Harris v. Quinn:
Much Abood about nothing
As pay back to the unions who supported him during his election, Illinois Governor Rod Blagojevich unionized personal assistants in 2003.
He accomplished this by issuing an executive order, allowing the state to recognize “personal assistants” as state employees for collective bargaining purposes. The caregivers receive payment through Illinois’ “Rehabilitation Program,” a Medicaid initiative that pays for caretakers of disabled and elderly persons.
Due to a 1985 Labor Board ruling, Blagojevich stated in his order that while personal assistants were not government employees, they were for collective bargaining purposes. The 1985 Labor Board ruling was issued during the Service Employees International Union’s earlier attempt to unionize personal assistants in Chicago and Cook County, Illinois.
Blagojevich’s order read in part:
WHEREAS, the personal assistants work in the homes of recipients throughout Illinois and therefore cannot effectively voice their concerns about the organization of the Home Services program, their role in the program, or the terms and conditions of their employment under the Program without representation;
Shortly thereafter, an SEIU local quickly became the union claiming to represent personal assistants. Even those who did not join the union were forced to pay an agency fee. An agency fee is a payment that a non-member has to make, purportedly to pay for the cost of collective bargaining (It is not supposed to pay for any political activities.).
Later in 2009, after Blagojevich was sentenced to fourteen years in jail and removed from office for attempting to sell a Senate seat, his successor Pat Quinn tried to followed Blagojevich’s play book to unionize personal assistants under a similar but different initiative, the “Disabilities Program.”
However, Quinn was stopped by Pamela Harris.
Pamela Harris has a son with disabilities, and at the time, she received subsidies from the Disabilities Program, allowing her to take care of her son at home. She learned of Quinn’s order from a union representative who was promoting union membership. She refused to join and sent letters to other personal assistants, explaining that the union dues were going to reduce the funds for their loved ones’ care; membership in the union was also going to reduce the independence of the personal assistants.
As a result of her efforts, the majority of personal assistants voted against joining the union, but Quinn refused to rescind his order.
On behalf of Harris and other personal assistants in the Rehabilitation and Disabilities Programs, the National Right to Work Legal Defense Foundation sued the governor in the U.S. District Court for the Northern District of Illinois, challenging the agency fees as a violation of their First Amendment rights.
Unfortunately, the District Court dismissed the lawsuit on a technicality, and the U.S. Court of Appeals for the Seventh Circuit affirmed on September 1, 2011:
Given our conclusion that the State employs the personal assistants, with extensive control over the terms and conditions of employment, and has chosen (wisely or not) to establish some of those terms and conditions through negotiation rather than regulation, the interests identified by the [prior case regarding teachers and agency fees] Court in Abood [v. Detroit Board of Education] are identical to those advanced by the State in this case.

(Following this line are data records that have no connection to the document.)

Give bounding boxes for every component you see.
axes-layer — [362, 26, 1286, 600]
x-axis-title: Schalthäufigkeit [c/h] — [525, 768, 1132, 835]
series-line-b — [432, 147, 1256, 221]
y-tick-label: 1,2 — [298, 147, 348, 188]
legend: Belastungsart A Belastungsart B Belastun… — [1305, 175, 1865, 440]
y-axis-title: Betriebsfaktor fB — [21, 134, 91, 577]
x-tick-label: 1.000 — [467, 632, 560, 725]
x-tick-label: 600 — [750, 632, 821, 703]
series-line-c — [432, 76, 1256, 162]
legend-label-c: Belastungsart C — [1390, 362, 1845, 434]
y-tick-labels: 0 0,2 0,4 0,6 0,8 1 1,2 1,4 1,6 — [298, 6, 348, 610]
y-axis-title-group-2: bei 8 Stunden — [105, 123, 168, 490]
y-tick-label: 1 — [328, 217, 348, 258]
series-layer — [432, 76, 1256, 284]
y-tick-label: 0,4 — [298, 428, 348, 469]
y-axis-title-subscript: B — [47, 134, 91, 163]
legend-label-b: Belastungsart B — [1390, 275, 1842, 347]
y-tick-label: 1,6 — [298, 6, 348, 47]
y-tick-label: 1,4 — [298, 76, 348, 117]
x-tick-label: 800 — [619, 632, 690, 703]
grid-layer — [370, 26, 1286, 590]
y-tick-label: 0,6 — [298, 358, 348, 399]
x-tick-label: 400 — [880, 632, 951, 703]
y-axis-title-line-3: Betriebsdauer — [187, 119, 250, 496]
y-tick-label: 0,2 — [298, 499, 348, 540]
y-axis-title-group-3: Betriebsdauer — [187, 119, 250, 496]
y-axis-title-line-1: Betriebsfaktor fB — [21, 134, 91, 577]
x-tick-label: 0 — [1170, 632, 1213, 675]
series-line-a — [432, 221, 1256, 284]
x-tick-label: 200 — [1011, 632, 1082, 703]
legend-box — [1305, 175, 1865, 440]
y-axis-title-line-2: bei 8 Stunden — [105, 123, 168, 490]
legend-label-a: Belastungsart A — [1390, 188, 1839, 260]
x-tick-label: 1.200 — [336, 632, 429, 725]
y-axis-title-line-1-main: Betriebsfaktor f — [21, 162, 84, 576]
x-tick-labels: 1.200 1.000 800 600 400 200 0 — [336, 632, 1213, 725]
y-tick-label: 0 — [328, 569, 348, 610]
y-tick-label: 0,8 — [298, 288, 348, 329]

In other words, the legal issues of the plaintiffs under the Rehabilitation Program are similar enough to the legal issues of the plaintiffs in Abood that the Seventh Circuit will not decide this case. In Abood, the Supreme Court ruled unanimously in 1977 that nonunion members in the public sector cannot be forced to fund political activities, but they can be forced to pay for collective bargaining costs.
But the Supreme Court disagreed with the lower courts in this case.
On June 30, 2014, the Supreme Court reversed the Seventh Circuit in a 5-4 decision, deciding that Abood did not apply to this case because the Rehabilitation Program personal assistants are not government employees since they do not received the same rights and benefits. Because the Court found that Abood did not apply, the Court did not dismiss the case on this technicality and answered the legal question.
In its opinion, the Supreme Court rejected the argument that the agency fee promotes peace. Writing for the majority, Justice Alito wrote:
Focusing on the benefits of the union’s status as the exclusive bargaining agent for all employees in the unit, respondents argue that the agency-fee provision promotes “labor peace,” but their argument largely misses the point. Petitioners do not contend that they have a First Amendment right to form a rival union. Nor do they challenge the authority of the SEIU–HII to serve as the exclusive representative of all the personal assistants in bargaining with the State. All they seek is the right not to be forced to contribute to the union, with which they broadly disagree.
The other argument made by Quinn was that the union helped personal assistants by improving wages and benefits, organizing training programs, etc. However, the Supreme Court also found this argument wanting:
The agency-fee provision cannot be sustained unless the cited benefits for personal assistants could not have been achieved if the union had been required to depend for funding on the dues paid by those personal assistants who chose to join. No such showing has been made.
The Court found that other organizations that depend on voluntary donations have been able to advocate effectively for other groups. So, the fact that the union had been able to do that was not enough for them to win this case.
With the Harris ruling, the Supreme Court is now very clear that only traditional government employees who receive rights and benefits can be forced to pay agency fees, not people who work at home and receive Medicaid subsidies.